FSA plan to limit mortgage lending will hurt first time buyers
Commenting on the news that the FSA is tomorrow likely to announce a limitation on mortgage lending of more than three times a borrower's income, Ray Boulger of leading UK mortgage broker John Charcol said, "The Government has said that it wants to help first time buyers. Limiting them all to borrowing a maximum of 3 times income will surely do the exact opposite. Why should someone who chooses to allocate a higher proportion of their income to their home than someone else for whom a maximum of 3 times income may be appropriate because they choose to spend more on, e.g. cigarettes, alcohol, eating out, clubbing and holidays, be penalised?"Furthermore, if mortgages are limited to 3 times income many borrowers who have borrowed more than that, but have a perfect credit rating, would be denied the opportunity to remortgage or move house, and would therefore be at the mercy of whatever uncompetitive rate their current lender chose to offer them, in the knowledge that they were a totally captive customer.

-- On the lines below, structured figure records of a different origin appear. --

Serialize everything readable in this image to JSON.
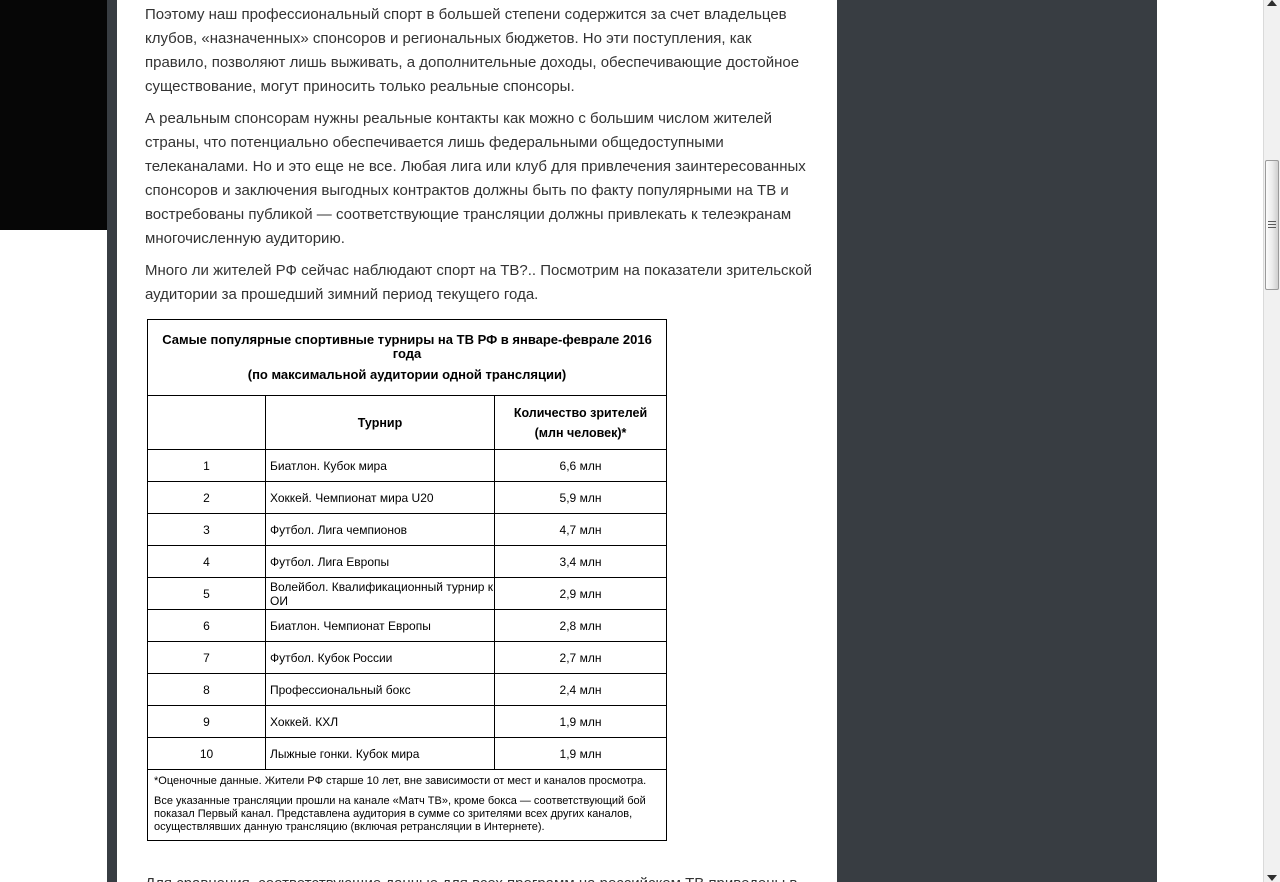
{
  "page": {
    "background_color": "#ffffff",
    "shell_color": "#383d42",
    "black_panel_color": "#060606",
    "scrollbar_track_color": "#f1f1f1",
    "scrollbar_thumb_border": "#9a9a9a"
  },
  "article": {
    "paragraphs": [
      "Поэтому наш профессиональный спорт в большей степени содержится за счет владельцев клубов, «назначенных» спонсоров и региональных бюджетов. Но эти поступления, как правило, позволяют лишь выживать, а дополнительные доходы, обеспечивающие достойное существование, могут приносить только реальные спонсоры.",
      "А реальным спонсорам нужны реальные контакты как можно с большим числом жителей страны, что потенциально обеспечивается лишь федеральными общедоступными телеканалами. Но и это еще не все. Любая лига или клуб для привлечения заинтересованных спонсоров и заключения выгодных контрактов должны быть по факту популярными на ТВ и востребованы публикой — соответствующие трансляции должны привлекать к телеэкранам многочисленную аудиторию.",
      "Много ли жителей РФ сейчас наблюдают спорт на ТВ?.. Посмотрим на показатели зрительской аудитории за прошедший зимний период текущего года.",
      "Для сравнения, соответствующие данные для всех программ на российском ТВ приведены в следующей таблице."
    ]
  },
  "table": {
    "title_lines": [
      "Самые популярные спортивные турниры на ТВ РФ в январе-феврале 2016 года",
      "(по максимальной аудитории одной трансляции)"
    ],
    "headers": {
      "rank": "",
      "tournament": "Турнир",
      "viewers_lines": [
        "Количество зрителей",
        "(млн человек)*"
      ]
    },
    "rows": [
      {
        "rank": "1",
        "tournament": "Биатлон. Кубок мира",
        "viewers": "6,6 млн"
      },
      {
        "rank": "2",
        "tournament": "Хоккей. Чемпионат мира U20",
        "viewers": "5,9 млн"
      },
      {
        "rank": "3",
        "tournament": "Футбол. Лига чемпионов",
        "viewers": "4,7 млн"
      },
      {
        "rank": "4",
        "tournament": "Футбол. Лига Европы",
        "viewers": "3,4 млн"
      },
      {
        "rank": "5",
        "tournament": "Волейбол. Квалификационный турнир к ОИ",
        "viewers": "2,9 млн"
      },
      {
        "rank": "6",
        "tournament": "Биатлон. Чемпионат Европы",
        "viewers": "2,8 млн"
      },
      {
        "rank": "7",
        "tournament": "Футбол. Кубок России",
        "viewers": "2,7 млн"
      },
      {
        "rank": "8",
        "tournament": "Профессиональный бокс",
        "viewers": "2,4 млн"
      },
      {
        "rank": "9",
        "tournament": "Хоккей. КХЛ",
        "viewers": "1,9 млн"
      },
      {
        "rank": "10",
        "tournament": "Лыжные гонки. Кубок мира",
        "viewers": "1,9 млн"
      }
    ],
    "footnotes": [
      "*Оценочные данные. Жители РФ старше 10 лет, вне зависимости от мест и каналов просмотра.",
      "Все указанные трансляции прошли на канале «Матч ТВ», кроме бокса — соответствующий бой показал Первый канал. Представлена аудитория в сумме со зрителями всех других каналов, осуществлявших данную трансляцию (включая ретрансляции в Интернете)."
    ]
  },
  "scrollbar": {
    "up_icon": "up-arrow-icon",
    "down_icon": "down-arrow-icon",
    "grip_icon": "scrollbar-grip-icon"
  }
}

"While 3 - 3.5 times income was the norm 20 years ago when mortgage rates were frequently well into double figures and it was necessary to budget for rates up to about 15%, in a low interest rate environment a higher level of borrowing is clearly more affordable. Rates will of course rise significantly from current levels; however it is surely unlikely that Bank Rate will have to shoot back up into double figures in the foreseeable future.
"The FSA has previously encouraged lenders to use "affordability" instead of income multiples as the basis for deciding how much to lend and all the major lenders have adopted this approach over the last few years. Going back to old fashioned income multiples would be a seriously retrograde step and particularly so with a multiple as low as 3."
There are many factors other than income to take into account when deciding how big a mortgage is affordable, including:
Interest rates.
Whether the rate is variable/a short term fix/a long term fix.
Single or joint applicant.
No of dependents, if any.
Other financial commitments such as loans, credit cards, maintenance payments.
The amount of income (someone on a high income can afford a bigger multiple than some on a low income as a smaller proportion of income is needed for other necessities).